Scene-centric vs. Object-centric Image-Text Cross-modal Retrieval: A
Reproducibility Study
- URL: http://arxiv.org/abs/2301.05174v2
- Date: Tue, 10 Oct 2023 22:58:45 GMT
- Title: Scene-centric vs. Object-centric Image-Text Cross-modal Retrieval: A
Reproducibility Study
- Authors: Mariya Hendriksen, Svitlana Vakulenko, Ernst Kuiper, Maarten de Rijke
- Abstract summary: Cross-modal retrieval (CMR) approaches usually focus on object-centric datasets.
This paper focuses on the results and their generalizability across different dataset types.
We select two state-of-the-art CMR models with different architectures.
We determine the relative performance of the selected models on these datasets.

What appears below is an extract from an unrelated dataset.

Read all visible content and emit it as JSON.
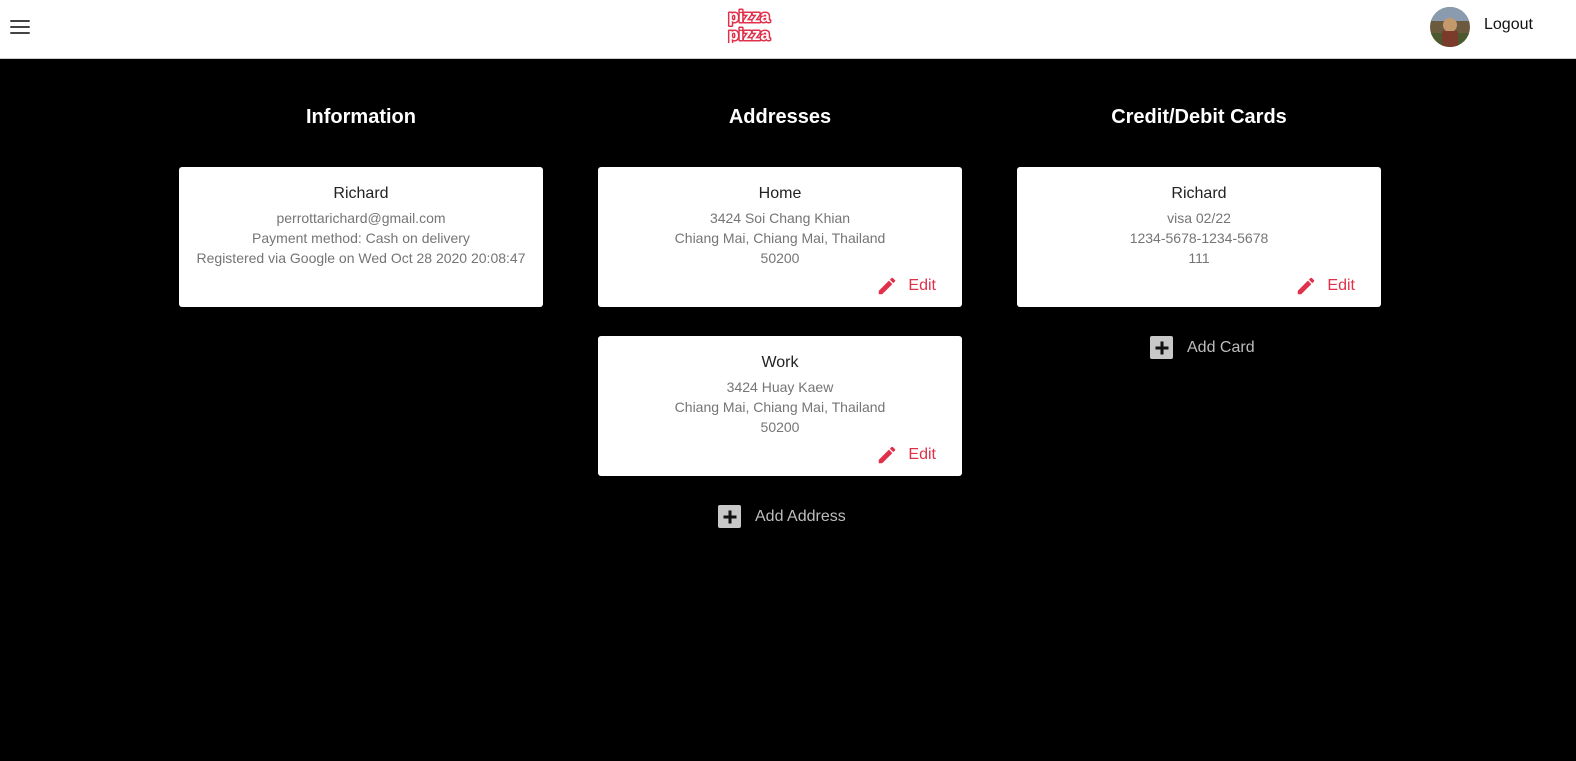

- Score: 55.964387734180114
- License: http://creativecommons.org/licenses/by/4.0/
- Abstract: Most approaches to cross-modal retrieval (CMR) focus either on object-centric
datasets, meaning that each document depicts or describes a single object, or
on scene-centric datasets, meaning that each image depicts or describes a
complex scene that involves multiple objects and relations between them. We
posit that a robust CMR model should generalize well across both dataset types.
Despite recent advances in CMR, the reproducibility of the results and their
generalizability across different dataset types has not been studied before. We
address this gap and focus on the reproducibility of the state-of-the-art CMR
results when evaluated on object-centric and scene-centric datasets. We select
two state-of-the-art CMR models with different architectures: (i) CLIP; and
(ii) X-VLM. Additionally, we select two scene-centric datasets, and three
object-centric datasets, and determine the relative performance of the selected
models on these datasets. We focus on reproducibility, replicability, and
generalizability of the outcomes of previously published CMR experiments. We
discover that the experiments are not fully reproducible and replicable.
Besides, the relative performance results partially generalize across
object-centric and scene-centric datasets. On top of that, the scores obtained
on object-centric datasets are much lower than the scores obtained on
scene-centric datasets. For reproducibility and transparency we make our source
code and the trained models publicly available.